METHODS: The Seattle/King County health department used two methods to accomplish policy and system changes in Communities Putting Prevention to Work grants from 2010 to 2012. In the first method, a quality improvement approach offered a team of four contractors technical expertise on quality improvement processes and access to skilled consultants. Second, health department staff worked with county legislative staff to prepare staff reports for Board of Health members who crafted legislation prohibiting the sale of electronic cigarettes to minors.

RESULTS: In the first example, a farm-to-institution project used a short series of pilot tests to develop and disseminate food purchasing system changes among child care centers and senior meal programs. In the second, a Board of Health ordinance restricted the sales of “e-cigarettes” only to people 18 and older. Lessons learned will be discussed.

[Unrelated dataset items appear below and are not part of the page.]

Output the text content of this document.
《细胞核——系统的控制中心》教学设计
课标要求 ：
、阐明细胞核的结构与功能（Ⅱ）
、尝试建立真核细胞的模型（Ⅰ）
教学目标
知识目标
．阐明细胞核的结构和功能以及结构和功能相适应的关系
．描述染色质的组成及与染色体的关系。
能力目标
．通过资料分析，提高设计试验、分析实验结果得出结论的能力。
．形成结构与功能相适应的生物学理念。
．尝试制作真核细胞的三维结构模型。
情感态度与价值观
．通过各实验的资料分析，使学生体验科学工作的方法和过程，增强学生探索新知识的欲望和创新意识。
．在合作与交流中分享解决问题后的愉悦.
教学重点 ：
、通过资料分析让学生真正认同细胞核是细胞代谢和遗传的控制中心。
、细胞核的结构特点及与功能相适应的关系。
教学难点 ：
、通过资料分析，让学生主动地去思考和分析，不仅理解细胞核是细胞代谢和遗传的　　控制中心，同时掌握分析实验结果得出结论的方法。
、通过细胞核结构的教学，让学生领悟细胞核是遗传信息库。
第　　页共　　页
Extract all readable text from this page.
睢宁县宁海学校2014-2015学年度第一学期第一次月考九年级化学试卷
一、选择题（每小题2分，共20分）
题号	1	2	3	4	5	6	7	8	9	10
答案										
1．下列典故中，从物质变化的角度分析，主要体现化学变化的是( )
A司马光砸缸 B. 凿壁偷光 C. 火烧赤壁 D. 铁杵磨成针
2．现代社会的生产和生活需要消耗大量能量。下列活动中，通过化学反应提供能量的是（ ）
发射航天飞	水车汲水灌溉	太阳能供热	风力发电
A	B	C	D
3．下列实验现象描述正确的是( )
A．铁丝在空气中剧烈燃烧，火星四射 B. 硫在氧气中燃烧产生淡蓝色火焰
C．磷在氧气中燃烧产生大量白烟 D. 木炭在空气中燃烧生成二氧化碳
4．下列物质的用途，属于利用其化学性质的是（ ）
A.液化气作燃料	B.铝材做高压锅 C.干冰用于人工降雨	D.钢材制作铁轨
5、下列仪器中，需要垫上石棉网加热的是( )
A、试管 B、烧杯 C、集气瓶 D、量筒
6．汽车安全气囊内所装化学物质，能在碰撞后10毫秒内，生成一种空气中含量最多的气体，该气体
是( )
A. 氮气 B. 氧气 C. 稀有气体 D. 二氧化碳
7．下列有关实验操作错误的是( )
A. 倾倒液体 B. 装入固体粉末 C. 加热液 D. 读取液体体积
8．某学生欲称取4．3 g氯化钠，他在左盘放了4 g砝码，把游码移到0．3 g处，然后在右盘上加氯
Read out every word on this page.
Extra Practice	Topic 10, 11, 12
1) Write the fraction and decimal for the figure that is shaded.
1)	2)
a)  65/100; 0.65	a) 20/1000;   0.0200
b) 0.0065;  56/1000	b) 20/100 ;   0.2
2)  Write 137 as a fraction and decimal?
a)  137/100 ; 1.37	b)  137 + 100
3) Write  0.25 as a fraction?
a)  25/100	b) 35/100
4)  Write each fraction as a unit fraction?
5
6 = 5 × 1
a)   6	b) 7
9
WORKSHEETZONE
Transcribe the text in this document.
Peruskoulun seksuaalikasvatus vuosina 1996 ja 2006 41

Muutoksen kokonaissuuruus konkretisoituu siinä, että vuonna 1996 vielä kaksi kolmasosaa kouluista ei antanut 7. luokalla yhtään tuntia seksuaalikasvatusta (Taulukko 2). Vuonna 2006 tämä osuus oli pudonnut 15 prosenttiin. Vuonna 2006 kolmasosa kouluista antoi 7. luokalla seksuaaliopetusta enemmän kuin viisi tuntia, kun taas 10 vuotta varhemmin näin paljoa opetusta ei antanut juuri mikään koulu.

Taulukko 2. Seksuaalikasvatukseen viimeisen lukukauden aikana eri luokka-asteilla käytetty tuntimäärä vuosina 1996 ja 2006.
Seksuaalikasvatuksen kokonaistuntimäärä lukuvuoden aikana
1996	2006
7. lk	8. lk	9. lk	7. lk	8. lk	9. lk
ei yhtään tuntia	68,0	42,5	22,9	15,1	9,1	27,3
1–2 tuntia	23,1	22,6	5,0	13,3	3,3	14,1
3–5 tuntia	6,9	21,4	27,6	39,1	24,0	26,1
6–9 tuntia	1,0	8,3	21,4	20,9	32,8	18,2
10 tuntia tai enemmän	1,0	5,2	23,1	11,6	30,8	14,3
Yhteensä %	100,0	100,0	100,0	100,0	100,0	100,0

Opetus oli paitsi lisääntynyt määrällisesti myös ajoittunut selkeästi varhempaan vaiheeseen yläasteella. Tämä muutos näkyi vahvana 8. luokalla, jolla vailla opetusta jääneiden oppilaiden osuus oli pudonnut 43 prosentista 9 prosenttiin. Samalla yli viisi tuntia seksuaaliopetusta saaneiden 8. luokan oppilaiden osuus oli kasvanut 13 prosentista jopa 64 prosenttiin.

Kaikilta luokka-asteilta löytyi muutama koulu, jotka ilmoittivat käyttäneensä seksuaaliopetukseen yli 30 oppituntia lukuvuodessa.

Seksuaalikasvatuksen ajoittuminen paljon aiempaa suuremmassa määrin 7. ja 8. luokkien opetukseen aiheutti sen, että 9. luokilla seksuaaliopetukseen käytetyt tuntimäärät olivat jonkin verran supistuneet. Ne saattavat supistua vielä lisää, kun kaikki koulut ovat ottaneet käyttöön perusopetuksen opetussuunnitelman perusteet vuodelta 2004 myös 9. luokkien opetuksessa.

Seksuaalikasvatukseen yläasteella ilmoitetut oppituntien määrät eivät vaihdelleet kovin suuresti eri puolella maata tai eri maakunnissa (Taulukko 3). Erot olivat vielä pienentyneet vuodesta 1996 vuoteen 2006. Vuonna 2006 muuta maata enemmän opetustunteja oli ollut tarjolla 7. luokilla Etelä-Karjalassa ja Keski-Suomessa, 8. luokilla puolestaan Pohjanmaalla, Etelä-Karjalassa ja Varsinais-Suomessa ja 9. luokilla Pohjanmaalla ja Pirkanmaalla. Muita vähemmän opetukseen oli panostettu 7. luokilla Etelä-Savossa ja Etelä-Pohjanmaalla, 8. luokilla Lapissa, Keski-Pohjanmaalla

DISCUSSION: Analyzing the challenges and opportunities of a particular policy or system change so that the most effective change approach can be implemented is an important skill for health departments. Eventually a sequential approach that starts with pilot tests and ends in legislation can lead to sustained community changes.

Learning Areas:
Public health administration or related administration
Public health or related organizational policy, standards, or other guidelines
Public health or related public policy

Learning Objectives:
1. Describe two ways policy and system changes can be carried out by local health department. 2. Identify under what circumstances to use a quality improvement or a legislative approach. 3. List health department core capacities that support policy and system changes.

Keywords: Policy/Policy Development, Quality Improvement

Presenting author's disclosure statement:

Qualified on the content I am responsible for because: I have worked as a policy analyst for 20 years. My policy interests center around public health performance, community improvement and how to address health inequities.
Any relevant financial relationships? No

I agree to comply with the American Public Health Association Conflict of Interest and Commercial Support Guidelines, and to disclose to the participants any off-label or experimental uses of a commercial product or service discussed in my presentation.